Chapter 53

Einen Tag später wurde im Hause McLean eine fröhliche Silvesterparty gefeiert. Howie und Leigh waren gekommen, genau wie Nick und Kevin, die es immer noch miteinander in einer Art brüderlicher WG aushielten.
Nick war zur Zeit, von kurzfristigen Flirtereien abgesehen, solo, um Kev nicht zu sehr damit zu belasten, beziehungsähnliche Strukturen Tag und Nacht vor der Nase haben zu müssen. Zugleich wusste Kevin genau, dass und warum Nick das tat, und erwies sich dankbar, indem er so wenig streitlustig wie nie zuvor in seiner Freundschaft mit Nick war.
Er verbrachte stattdessen viel Zeit damit, hinter Nick aufzuräumen. Das brauchte Kevin auch. Schon immer hatte er, wenn er Sorgen oder Ängste gewälzt hatte, aufgeräumt und geputzt, dabei konnte man entweder zugleich Ordnung in seine Gedanken bringen oder sie schweifen lassen, je nachdem was man nötig hatte. Und Kevin hatte grade eine Menge von beidem nötig...
Er hatte die Besuche bei Dr. Livingston eingestellt, ihm aber zuvor sehr deutlich zu verstehen gegeben, dass seine neuartige Therapie der größte Bockmist war, den Kevin sich vorstellen konnte. Unterstrichen hatte er das mit einem hübschen Handyfoto von Alex' Veilchen.
Kevin fühlte sich immer noch schuldig, seinen Freund so zugerichtet zu haben, obwohl dessen Blutergüsse sich heller färbten und AJ fröhlich den Spott, den er von allen Seiten erntete, zurückgab. Tatsächlich schien das Ganze Alex bei weitem mehr geholfen zu haben als Kevin...

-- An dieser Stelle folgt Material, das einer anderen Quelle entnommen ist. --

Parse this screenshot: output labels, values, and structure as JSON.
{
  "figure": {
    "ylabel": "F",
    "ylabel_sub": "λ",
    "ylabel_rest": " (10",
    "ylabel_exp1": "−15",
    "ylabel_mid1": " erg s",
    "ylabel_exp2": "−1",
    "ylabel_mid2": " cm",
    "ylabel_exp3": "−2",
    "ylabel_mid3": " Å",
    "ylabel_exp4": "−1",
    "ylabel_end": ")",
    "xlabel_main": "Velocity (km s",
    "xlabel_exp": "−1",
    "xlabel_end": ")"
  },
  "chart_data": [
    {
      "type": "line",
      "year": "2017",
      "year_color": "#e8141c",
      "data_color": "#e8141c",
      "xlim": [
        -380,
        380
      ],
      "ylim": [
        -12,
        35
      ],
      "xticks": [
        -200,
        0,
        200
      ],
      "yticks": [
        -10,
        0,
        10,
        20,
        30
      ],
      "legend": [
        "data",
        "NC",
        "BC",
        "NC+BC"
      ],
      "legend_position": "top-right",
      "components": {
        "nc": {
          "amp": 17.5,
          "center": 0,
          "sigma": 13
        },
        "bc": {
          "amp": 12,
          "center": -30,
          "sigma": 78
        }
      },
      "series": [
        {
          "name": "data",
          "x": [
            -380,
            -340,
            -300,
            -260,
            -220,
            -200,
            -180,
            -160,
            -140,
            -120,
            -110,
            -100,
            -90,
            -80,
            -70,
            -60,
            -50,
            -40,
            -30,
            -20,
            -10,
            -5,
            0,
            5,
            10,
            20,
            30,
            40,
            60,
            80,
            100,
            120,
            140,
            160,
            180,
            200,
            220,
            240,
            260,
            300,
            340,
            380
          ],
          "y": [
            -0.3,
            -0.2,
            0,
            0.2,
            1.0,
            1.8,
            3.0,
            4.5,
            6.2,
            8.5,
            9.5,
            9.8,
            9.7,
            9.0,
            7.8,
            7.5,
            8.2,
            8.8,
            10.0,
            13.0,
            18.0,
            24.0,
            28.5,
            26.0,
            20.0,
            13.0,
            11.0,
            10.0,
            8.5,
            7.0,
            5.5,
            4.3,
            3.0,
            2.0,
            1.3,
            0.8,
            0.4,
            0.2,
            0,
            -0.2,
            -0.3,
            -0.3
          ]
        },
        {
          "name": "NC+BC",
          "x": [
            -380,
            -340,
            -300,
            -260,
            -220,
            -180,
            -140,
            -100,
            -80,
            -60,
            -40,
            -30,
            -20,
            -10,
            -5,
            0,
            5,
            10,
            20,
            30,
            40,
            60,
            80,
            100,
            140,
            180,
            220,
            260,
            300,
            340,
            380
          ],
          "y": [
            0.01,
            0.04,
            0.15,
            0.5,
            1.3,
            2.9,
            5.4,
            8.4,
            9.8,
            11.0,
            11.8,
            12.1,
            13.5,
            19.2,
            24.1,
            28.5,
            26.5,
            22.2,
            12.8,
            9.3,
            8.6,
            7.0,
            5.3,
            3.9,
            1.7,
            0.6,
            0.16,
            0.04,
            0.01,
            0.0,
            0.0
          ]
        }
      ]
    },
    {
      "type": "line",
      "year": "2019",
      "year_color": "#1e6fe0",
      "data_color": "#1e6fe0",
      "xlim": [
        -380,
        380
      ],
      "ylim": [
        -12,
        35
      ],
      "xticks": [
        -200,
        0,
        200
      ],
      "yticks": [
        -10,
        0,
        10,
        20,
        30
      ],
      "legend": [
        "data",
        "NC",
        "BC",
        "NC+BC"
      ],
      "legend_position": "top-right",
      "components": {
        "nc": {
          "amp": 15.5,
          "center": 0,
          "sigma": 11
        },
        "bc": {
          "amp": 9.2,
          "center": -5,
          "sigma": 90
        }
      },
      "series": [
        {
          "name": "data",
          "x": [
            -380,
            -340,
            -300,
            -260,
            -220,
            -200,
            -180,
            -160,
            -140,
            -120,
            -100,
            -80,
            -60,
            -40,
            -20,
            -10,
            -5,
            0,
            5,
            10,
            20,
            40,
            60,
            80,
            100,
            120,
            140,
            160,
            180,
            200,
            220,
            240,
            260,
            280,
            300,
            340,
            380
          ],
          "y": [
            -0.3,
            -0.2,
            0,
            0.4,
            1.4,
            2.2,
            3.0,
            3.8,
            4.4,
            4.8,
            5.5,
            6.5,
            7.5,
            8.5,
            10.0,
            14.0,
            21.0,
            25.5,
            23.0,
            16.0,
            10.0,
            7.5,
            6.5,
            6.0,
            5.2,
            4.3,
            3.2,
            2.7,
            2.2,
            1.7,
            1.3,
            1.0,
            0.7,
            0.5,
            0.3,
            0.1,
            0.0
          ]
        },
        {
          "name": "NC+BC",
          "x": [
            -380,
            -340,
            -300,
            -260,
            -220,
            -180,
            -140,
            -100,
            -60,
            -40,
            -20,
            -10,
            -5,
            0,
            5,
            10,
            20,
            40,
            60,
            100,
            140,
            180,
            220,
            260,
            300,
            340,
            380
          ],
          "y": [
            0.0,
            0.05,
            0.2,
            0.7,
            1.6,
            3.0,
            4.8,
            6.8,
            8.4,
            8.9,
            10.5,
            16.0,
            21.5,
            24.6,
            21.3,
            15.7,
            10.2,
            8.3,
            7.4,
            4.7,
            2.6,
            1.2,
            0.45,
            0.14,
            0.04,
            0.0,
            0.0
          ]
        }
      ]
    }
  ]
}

Bei dieser geselligen Silvesterrunde heute, fühlte Kevin sich fehl am Platz. Aber er hatte nicht absagen können. Und dazu, wie an den Weihnachtstagen mit Nick, einfach in einen Club zu gehen und Vergangenheit und Zukunft zugunsten des Hier und Jetzt zu vergessen, fehlte ihm die Motivation.
So kam es, dass er mit Cat und Leighanne das dreckige Geschirr in die Küche brachte und sich erbot den Geschirrspüler einzuräumen, während die Frauen mit frischen Gläsern und Knabbereien zurück ins Wohnzimmer gingen.
Kevin ließ sich Zeit, das Gerät zu befüllen. Mit halbem Ohr lauschte er auf das Lachen und Scherzen, die Anekdoten, die – schon viele Male erzählt – noch immer ankamen.
Ein Gefühl von Einsamkeit schwappte über ihn weg, wie so oft in den letzten Monaten. Ein Schmerz, tief in seinem Innern, der nicht nachlassen wollte, und erst recht nicht über Nacht verschwinden.
Kevin schloss die Spülmaschine und wusch sich die Hände. Doch statt dann zurück zu den anderen zu gehen, löschte er das Licht und trat hinaus auf die stille Terrasse.
Langsam atmete er die salzig schmeckende Brise, die vom Pazifik heraufwehte. Das Licht des Mondes, der ab und zu durch die Wolken lugte, spiegelte sich im Wasser.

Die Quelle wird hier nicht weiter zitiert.